Key CGM metrics: time in range (TIR — the percentage of time with glucose 3.9–10.0 mmol/L; target ≥70% for most adults with T1D); time below range (TBR — glucose below 3.9 mmol/L; target less than 4%); time above range (TAR — glucose above 10 mmol/L; target less than 25%); GMI (glucose management indicator — estimated HbA1c from CGM data).

Managing Hypoglycaemia

Hypoglycaemia (low blood glucose, typically below 3.9 mmol/L) is the most common acute complication of insulin therapy. Symptoms include: shakiness, sweating, palpitations, hunger (adrenergic symptoms); and confusion, difficulty concentrating, drowsiness, and slurred speech (neuroglycopenic symptoms). Treatment of conscious hypoglycaemia: 15–20 g of fast-acting carbohydrate (glucose tablets, Lucozade, fruit juice, or sugary drinks — NOT chocolate, biscuits, or fruit bars, which are too slowly absorbed).

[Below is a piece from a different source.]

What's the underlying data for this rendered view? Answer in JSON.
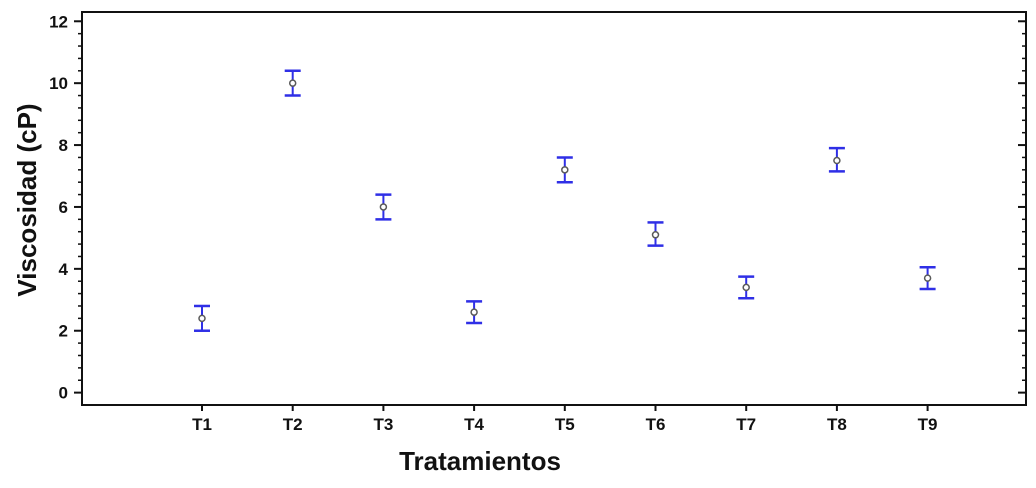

Re-check glucose after 15 minutes; repeat if still below 4 mmol/L. After recovery, eat a carbohydrate-containing snack if the next meal is more than 1 hour away.

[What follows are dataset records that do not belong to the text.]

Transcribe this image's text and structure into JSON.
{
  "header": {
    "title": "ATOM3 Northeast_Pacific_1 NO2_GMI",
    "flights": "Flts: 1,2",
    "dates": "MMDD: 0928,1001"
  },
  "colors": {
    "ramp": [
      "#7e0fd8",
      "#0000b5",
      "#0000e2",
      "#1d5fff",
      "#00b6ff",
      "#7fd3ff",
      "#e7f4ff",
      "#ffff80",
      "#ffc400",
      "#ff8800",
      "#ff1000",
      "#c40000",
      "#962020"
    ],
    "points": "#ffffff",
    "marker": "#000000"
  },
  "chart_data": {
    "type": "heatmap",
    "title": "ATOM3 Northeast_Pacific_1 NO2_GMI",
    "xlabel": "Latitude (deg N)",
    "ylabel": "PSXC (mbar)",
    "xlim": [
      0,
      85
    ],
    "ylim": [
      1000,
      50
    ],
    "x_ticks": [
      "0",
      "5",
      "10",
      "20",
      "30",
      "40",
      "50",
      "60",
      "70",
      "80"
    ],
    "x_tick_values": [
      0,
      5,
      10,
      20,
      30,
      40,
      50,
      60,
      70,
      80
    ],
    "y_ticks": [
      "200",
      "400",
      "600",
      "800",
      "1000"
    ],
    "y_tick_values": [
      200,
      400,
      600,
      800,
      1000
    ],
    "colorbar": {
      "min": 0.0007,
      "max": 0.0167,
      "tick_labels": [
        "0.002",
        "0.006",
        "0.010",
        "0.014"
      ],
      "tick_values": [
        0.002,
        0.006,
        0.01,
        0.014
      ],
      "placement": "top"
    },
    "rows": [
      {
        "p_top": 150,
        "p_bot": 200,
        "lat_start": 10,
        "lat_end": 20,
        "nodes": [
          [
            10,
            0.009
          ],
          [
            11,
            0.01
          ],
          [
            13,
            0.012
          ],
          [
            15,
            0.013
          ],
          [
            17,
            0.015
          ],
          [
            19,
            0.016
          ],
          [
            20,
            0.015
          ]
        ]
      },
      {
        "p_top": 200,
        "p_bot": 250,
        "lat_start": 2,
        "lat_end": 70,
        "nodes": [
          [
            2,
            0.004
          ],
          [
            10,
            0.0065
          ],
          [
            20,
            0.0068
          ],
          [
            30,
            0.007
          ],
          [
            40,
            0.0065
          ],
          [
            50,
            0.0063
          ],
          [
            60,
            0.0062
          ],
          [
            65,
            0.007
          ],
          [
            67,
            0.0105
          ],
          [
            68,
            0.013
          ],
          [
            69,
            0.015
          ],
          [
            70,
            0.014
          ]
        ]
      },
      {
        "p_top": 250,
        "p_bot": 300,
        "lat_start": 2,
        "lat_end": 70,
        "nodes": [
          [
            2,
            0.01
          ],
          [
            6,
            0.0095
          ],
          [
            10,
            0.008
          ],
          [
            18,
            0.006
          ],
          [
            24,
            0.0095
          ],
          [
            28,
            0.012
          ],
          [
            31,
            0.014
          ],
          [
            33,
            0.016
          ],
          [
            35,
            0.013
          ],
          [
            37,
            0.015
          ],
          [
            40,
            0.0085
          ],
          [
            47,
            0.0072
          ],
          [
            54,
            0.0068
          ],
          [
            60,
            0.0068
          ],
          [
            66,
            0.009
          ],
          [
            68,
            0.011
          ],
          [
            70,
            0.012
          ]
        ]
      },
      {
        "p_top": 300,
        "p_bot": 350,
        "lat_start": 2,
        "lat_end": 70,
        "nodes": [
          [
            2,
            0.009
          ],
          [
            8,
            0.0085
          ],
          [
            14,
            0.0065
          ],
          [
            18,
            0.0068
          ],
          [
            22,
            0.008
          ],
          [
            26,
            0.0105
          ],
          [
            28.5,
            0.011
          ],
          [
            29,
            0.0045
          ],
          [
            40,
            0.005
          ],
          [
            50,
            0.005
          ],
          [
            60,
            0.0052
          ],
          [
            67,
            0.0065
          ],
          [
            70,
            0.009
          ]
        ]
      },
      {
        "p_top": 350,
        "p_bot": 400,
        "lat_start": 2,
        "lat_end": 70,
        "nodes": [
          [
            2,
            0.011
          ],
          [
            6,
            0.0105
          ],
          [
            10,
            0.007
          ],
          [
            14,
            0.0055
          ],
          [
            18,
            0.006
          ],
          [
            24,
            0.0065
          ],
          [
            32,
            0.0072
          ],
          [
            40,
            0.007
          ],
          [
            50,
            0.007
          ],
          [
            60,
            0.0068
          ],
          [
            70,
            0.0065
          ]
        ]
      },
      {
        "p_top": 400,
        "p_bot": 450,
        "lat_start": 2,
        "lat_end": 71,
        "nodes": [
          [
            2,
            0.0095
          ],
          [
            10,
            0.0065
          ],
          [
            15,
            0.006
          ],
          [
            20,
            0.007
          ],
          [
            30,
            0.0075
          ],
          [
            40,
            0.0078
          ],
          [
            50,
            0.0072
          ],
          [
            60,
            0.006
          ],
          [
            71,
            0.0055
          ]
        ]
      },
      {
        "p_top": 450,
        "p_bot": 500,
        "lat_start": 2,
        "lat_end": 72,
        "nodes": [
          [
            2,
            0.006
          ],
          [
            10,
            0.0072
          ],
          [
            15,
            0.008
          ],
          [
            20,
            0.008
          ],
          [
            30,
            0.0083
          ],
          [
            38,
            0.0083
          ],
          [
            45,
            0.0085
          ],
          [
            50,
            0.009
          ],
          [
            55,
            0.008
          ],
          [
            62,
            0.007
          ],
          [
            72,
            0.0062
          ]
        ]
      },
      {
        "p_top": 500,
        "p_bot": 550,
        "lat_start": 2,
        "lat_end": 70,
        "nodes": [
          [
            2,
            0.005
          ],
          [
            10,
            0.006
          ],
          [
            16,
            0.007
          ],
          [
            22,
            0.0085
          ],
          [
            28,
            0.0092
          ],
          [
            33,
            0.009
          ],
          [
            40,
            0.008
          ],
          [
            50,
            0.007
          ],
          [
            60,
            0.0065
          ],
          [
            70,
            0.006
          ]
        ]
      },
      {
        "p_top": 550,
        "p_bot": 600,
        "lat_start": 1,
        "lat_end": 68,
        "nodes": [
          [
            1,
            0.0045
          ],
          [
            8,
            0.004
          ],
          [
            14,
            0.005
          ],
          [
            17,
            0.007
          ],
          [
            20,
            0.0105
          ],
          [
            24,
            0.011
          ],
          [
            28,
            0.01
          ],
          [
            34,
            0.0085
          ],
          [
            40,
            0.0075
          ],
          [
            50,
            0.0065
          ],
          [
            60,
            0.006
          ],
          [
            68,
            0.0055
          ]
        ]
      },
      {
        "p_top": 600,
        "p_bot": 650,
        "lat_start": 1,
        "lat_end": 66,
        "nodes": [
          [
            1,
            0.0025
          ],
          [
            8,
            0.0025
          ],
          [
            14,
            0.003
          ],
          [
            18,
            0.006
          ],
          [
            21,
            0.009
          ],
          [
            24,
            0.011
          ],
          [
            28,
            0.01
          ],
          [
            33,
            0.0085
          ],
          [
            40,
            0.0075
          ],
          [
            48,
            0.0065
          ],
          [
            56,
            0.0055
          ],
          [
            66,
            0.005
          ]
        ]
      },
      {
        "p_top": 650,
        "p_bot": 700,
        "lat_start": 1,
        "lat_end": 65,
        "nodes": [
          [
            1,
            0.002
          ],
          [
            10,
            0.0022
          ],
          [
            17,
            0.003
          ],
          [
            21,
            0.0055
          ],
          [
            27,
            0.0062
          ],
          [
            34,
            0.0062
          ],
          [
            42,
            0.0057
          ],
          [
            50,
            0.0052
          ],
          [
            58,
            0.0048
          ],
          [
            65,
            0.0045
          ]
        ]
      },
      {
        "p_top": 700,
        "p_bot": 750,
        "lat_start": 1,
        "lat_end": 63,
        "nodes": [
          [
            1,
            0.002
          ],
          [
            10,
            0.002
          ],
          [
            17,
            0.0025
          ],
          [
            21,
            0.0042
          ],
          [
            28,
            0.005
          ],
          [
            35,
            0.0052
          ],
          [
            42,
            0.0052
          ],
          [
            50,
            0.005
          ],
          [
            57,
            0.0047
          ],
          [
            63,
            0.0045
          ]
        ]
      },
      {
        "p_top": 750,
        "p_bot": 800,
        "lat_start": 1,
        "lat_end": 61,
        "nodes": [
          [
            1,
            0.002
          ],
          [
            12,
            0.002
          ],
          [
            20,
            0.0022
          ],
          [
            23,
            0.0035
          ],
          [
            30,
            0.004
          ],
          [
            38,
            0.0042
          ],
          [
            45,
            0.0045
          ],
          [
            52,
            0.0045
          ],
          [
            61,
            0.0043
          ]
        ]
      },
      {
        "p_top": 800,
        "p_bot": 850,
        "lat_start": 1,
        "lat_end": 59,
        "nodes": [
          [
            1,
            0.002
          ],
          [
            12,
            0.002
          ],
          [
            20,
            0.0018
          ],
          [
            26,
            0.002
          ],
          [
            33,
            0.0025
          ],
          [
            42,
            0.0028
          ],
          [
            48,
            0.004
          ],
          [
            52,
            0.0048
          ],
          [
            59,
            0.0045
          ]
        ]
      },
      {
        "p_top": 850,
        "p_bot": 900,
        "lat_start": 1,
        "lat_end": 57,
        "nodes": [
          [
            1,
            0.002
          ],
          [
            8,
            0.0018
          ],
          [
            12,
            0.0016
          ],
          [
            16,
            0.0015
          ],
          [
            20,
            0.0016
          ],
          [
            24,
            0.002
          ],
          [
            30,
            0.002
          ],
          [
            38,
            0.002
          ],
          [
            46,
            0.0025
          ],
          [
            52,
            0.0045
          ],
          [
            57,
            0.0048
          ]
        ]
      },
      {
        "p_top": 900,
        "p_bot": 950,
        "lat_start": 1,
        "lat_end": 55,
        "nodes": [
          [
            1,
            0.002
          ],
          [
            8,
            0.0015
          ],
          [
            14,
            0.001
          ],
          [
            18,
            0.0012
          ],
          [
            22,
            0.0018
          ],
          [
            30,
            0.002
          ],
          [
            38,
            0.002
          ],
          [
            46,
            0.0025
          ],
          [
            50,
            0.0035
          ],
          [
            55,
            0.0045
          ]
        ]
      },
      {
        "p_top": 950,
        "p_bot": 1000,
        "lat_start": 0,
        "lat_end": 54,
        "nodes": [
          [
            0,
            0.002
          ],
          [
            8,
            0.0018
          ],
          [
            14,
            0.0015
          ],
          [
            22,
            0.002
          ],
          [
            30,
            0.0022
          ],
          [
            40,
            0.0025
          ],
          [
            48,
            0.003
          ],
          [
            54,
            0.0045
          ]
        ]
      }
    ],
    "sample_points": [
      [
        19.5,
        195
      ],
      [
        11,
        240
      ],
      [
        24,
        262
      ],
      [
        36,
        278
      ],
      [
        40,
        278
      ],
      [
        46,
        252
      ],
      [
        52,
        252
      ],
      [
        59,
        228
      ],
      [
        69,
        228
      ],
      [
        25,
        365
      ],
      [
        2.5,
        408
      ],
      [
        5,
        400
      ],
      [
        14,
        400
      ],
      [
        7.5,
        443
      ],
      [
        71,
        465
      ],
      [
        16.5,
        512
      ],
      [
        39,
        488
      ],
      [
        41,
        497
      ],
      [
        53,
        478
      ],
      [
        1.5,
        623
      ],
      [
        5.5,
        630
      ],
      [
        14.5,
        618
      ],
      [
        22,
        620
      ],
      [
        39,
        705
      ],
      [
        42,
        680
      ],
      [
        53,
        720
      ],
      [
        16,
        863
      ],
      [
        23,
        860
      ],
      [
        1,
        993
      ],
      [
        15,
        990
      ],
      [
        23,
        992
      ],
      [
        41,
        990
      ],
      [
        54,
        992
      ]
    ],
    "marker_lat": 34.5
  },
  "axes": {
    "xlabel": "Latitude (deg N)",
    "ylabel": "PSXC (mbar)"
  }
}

Severe hypoglycaemia — requiring third-party assistance — is treated with glucagon (Glucagen, Baqsimi nasal powder — available on NHS for household members to administer). All people with T1D should have emergency glucagon prescribed. Hypoglycaemia unawareness — reduced or absent warning symptoms before severe hypoglycaemia — affects approximately 20–25% of people with T1D and is a serious safety concern. rtCGM with low glucose alarms significantly reduces the risk of severe hypoglycaemia and is particularly important for people with hypoglycaemia unawareness.

Long-Term Complications

Chronic hyperglycaemia causes microvascular complications — diabetic retinopathy (leading cause of blindness in working-age adults); diabetic nephropathy (a major cause of end-stage renal failure); and diabetic peripheral neuropathy — and macrovascular complications (coronary artery disease, stroke, peripheral arterial disease). Annual diabetes reviews assess HbA1c, blood pressure, lipids, eGFR and urine ACR, retinal screening, and foot examination. The risk of complications is significantly reduced by maintaining HbA1c close to the target (typically 48–58 mmol/mol), controlling blood pressure (below 130/80 mmHg), and using statins for cardiovascular risk reduction in adults over 40 or with existing cardiovascular risk factors.